Рубрика «Контекст» объединяет статьи, в которых опыт и динамика политических исследований рассматриваются в связи с проблематикой, выходящей за пределы собственно политической науки. Для Е.Б. Павловой, Н.Н. Гудалова и Г.В. Коцура такое расширение обеспечивается благодаря учету биополитических практик и обращению к концепту «стрессоустойчивость». В свою очередь Г.А. Борщевский расширяет поле своего анализа за счет включения в него эволюции государственной бюрократии нашей страны и использования концепций и подходов родственной академической дисциплины государственного управления.

Завершает номер рубрика «Первая степень». Она включает статьи: С.А. Климовича, предпринявшего оригинальную попытку создания теории коалиционного строительства; А.А. Порецковой о будущем политической теории, а также М.С. Турченко об изучении электоральных реформ в политической науке.

Отклик коллег на приглашение обсудить будущее политической науки был энергичным и заинтересованным. К сожалению, не все статьи удалось завершить или доработать к моменту, когда номер сформировался в его нынешнем виде. Нам прислали очень интересные и содержательные тексты Л.Н. Тимофеева, Л.В. Сморгунов, А.В. Веретевская, В.Р. Камоликова и Ю.Е. Шулика, а также некоторые другие коллеги.

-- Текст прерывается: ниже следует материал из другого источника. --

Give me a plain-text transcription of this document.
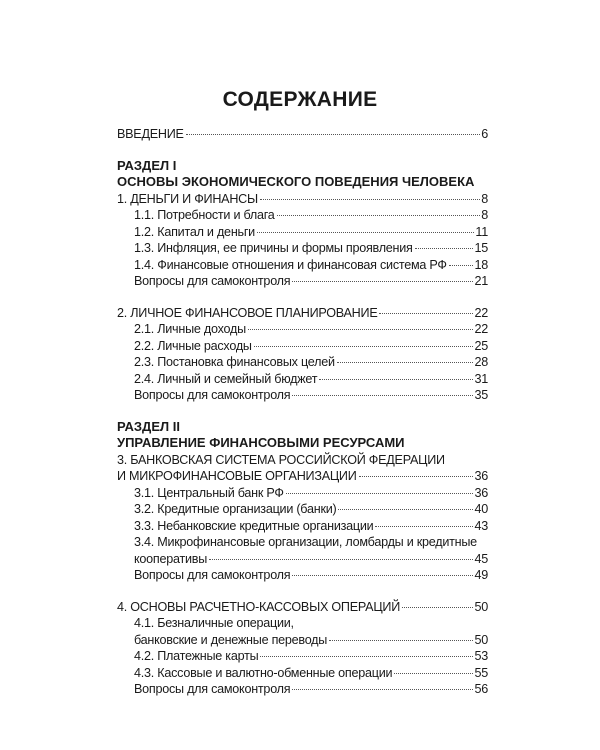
СОДЕРЖАНИЕ
ВВЕДЕНИЕ	6
РАЗДЕЛ I
ОСНОВЫ ЭКОНОМИЧЕСКОГО ПОВЕДЕНИЯ ЧЕЛОВЕКА
1. ДЕНЬГИ И ФИНАНСЫ	8
1.1. Потребности и блага	8
1.2. Капитал и деньги	11
1.3. Инфляция, ее причины и формы проявления	15
1.4. Финансовые отношения и финансовая система РФ 18
Вопросы для самоконтроля	21
2. ЛИЧНОЕ ФИНАНСОВОЕ ПЛАНИРОВАНИЕ	22
2.1. Личные доходы	22
2.2. Личные расходы	25
2.3. Постановка финансовых целей	28
2.4. Личный и семейный бюджет	31
Вопросы для самоконтроля	35
РАЗДЕЛ II
УПРАВЛЕНИЕ ФИНАНСОВЫМИ РЕСУРСАМИ
3. БАНКОВСКАЯ СИСТЕМА РОССИЙСКОЙ ФЕДЕРАЦИИ
И МИКРОФИНАНСОВЫЕ ОРГАНИЗАЦИИ	36
3.1. Центральный банк РФ	36
3.2. Кредитные организации (банки)	40
3.3. Небанковские кредитные организации	43
3.4. Микрофинансовые организации, ломбарды и кредитные
кооперативы	45
Вопросы для самоконтроля	49
4. ОСНОВЫ РАСЧЕТНО-КАССОВЫХ ОПЕРАЦИЙ	50
4.1. Безналичные операции,
банковские и денежные переводы	50
4.2. Платежные карты	53
4.3. Кассовые и валютно-обменные операции	55
Вопросы для самоконтроля	56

Надеемся, что в следующих номерах эти статьи будут опубликованы, а дискуссия о будущем политической науки получит продолжение.

М.В. Ильин

Состояние дисциплины

Две моих мечты. Изложение лекции Рейна Таагеперы, лауреата премии имени Карла Дойча 1

Р. Таагепера 2

Аннотация. Наука шагает на двух ногах. Первый шаг заключается в вопросе о положении дел. Ответ дают наблюдение, измерение, визуализация и статистическое описание. Второй шаг состоит в выяснении того, как должны бы обстоять дела из соображений логики. Тут ответ дают логические модели, подкрепленные количественными предсказаниями. Наука большей частью состоит из таких моделей, проверяемых на данных. Развитая наука устанавливает связи не только между индивидуальными факторами, но и связи между этими связями. Однако социальные науки часто идут более простой дорогой и подгоняют исходные данные под прямую линию или какую‐то модную схему, не отдавая себе отчета в необходимости думать и строить модели на основе логики. Решительное обновление методологии социальных наук является настоятельным.

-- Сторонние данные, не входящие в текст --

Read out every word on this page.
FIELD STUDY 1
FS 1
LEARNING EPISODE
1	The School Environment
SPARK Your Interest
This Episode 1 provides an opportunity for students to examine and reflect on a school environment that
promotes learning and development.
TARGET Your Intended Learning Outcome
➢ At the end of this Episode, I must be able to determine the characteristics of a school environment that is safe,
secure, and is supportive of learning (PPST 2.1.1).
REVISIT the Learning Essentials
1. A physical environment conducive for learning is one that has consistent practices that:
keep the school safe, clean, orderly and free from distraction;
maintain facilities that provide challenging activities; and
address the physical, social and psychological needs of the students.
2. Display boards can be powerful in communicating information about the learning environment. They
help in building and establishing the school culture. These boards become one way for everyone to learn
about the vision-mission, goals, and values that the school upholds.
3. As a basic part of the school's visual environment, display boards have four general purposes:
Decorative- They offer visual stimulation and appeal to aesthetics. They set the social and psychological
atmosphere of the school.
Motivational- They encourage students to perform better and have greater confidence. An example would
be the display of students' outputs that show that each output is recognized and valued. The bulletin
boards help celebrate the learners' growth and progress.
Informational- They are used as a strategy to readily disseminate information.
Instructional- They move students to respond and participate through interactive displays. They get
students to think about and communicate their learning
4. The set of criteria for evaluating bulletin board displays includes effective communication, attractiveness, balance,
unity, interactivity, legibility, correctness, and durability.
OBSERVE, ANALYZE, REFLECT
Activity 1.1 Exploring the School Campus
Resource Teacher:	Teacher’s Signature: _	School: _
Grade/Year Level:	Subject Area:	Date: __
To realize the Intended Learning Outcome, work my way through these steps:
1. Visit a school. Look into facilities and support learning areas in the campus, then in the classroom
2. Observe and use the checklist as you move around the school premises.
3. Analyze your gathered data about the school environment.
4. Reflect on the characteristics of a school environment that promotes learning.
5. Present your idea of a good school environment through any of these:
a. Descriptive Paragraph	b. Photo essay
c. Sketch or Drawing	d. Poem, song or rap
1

Ключевые слова: логические модели; количественные предсказательные модели; неверное использование статистики; нелинейные отношения; связи между связями.

R. Taagepera
Two my dreams. Summary of the Rein Taagepera's lecture, Karl Deutsch’s prize laureate

Abstract. Science walks on two legs. One leg consists of asking: How things are? This leads to observation, measurement, graphing, and statistical description. The other leg consists of asking: How things should be, on logical grounds? This leads to logical models that should become quantitatively predictive. Science largely consists of such models, tested with data. Developed science establishes not only connections among individual factors but also connections among these connections. But social sciences often take the lazy road of fitting raw data with a straight line or some fashionable format, unaware of the need to think and build models based on logic. Major widening in social science methodology is crucial.

 

Keywords: logical models; quantitatively predictive models; misuse of statistics; nonlinear relationships; connections among connections.

От редакции. Одним из ярчайших событий XXIV Всемирного конгресса политической науки, который состоялся в Познани в июле 2016 г., стала лекция Рейна Таагеперы, прочитанная по случаю присуждения ему премии имени Карла Дойча. Данная премия присуждается ученым, внесшим выдающийся вклад в междисциплинарные исследования. Достижения Таагеперы в этом отношении бесспорны. По образованию он физик и немало сделал в этой научной сфере. Однако он также всемирно известный политолог – чего только стоят его работы по моделированию политических институтов и процессов! В наши дни каждый политолог еще на студенческой скамье непременно осваивает такой созданный им аналитический инструмент, как эффективное число партий.

В 1991 г. Рейн Таагепера создал школу, а затем факультет социальных наук в Тартуском университете. Таагепера известен как этнолог и историк, а также как общественный деятель и политик. Он был членом Конституционной ассамблеи Эстонии, баллотировался в президенты страны в 1992 г., заняв третье место с 23% голосов. Рейн Таагепера создал и возглавлял левоцентристскую партию «Республика». Ее он покинул после того, как партия «сдвинулась вправо».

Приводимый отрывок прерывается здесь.